There are generally three main classes of gravimeters: (a) laser or atom interferometers using timed measurements, (b) cryogenic superconducting levitated masses, and (c) spring-type gravimeters.
Laser interferometers have been implemented commonly for precision metrology across many scales and allow absolute gravimetry measurements with 1 to 10 μGal accuracies. Typically, laser interferometers involve timed and multiple-sampled measurements with calibrated or stabilized lasers, including locked to atomic clocks, to measure the free-fall of a reflecting body. Recent advances, for example, have used cold atom interferometry to determine the gravitational redshift to an accuracy of 7×10−9, improved precision of the gravitational constant to 1×10−4, or the gravity to a sensitivity of 100 ng per shot. With the interferometric or timed measurements, however, significant isolation from the environment—be it laser stabilization or cooling—is often required, which might hinder portability or rugged field deployment realizations.
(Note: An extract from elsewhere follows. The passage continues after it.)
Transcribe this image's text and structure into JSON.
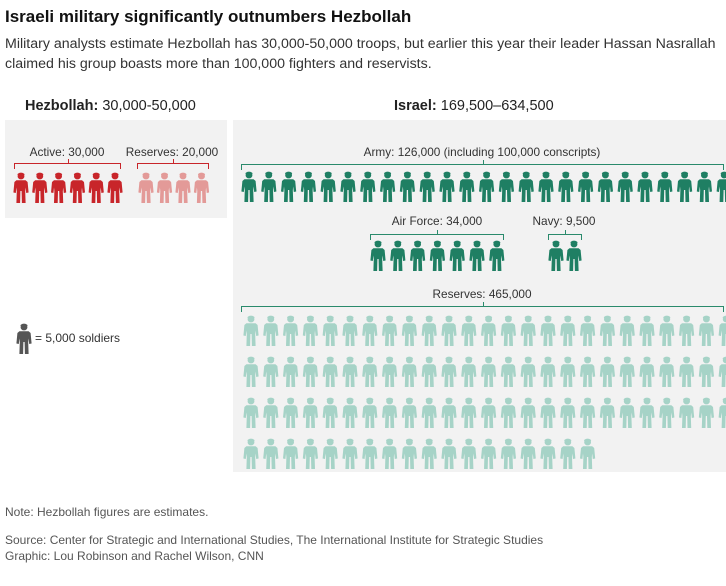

Superconducting gravimeters typically have low thermodynamical noise and low-drift, which can be due to the inherent stability of persistent currents in the superconductor, stability of the mechanical proof mass (e.g., a few grams), and insensitivity to ambient perturbations. Superconducting gravimeters, however, typically operate at cryogenic temperatures at ˜4.2K or lower the even in a closed-cycle cryostat requires ˜1 kW power for helium liquefaction, bringing challenges outside the laboratory environment.
The third class of gravimeters provides the spring-type approach for relative inertial force measurements. This approach is generally the most deployed. Prior work in the bulk involved simply an inclined spring to a cantilever beam (e.g., 10 cm spring) that gives a ˜100 nm displacement for a ˜10 ng relative gravity difference. This displacement can be sensed optically. The ensuing linearity about the zero-displacement point can provide a large measurement range; the use of quartz beams can alleviate concerns such as, e.g., hysteresis and fatigue in the sensor. This baseline design has been continuously modified and updated by, for example, Scintrex and sister company Micro-g La Coste, encompassing applications such as, e.g., mapping the deep ocean seafloor morphologies. In one particular implementation, the recent gPhone can achieve, for example, 100 nGal resolution, 1 μGal precision with a system noise of 3 μGal/Hz1/2, 7 Gal range and 1.5 mGal/month drift. This bulk unit can also include a rubidium clock to synchronize the global positioning system. A compact chip-scale gravimeter, however, till date only has a few initial recent suggestions, involving, for example, gravimeters with capacitative readout.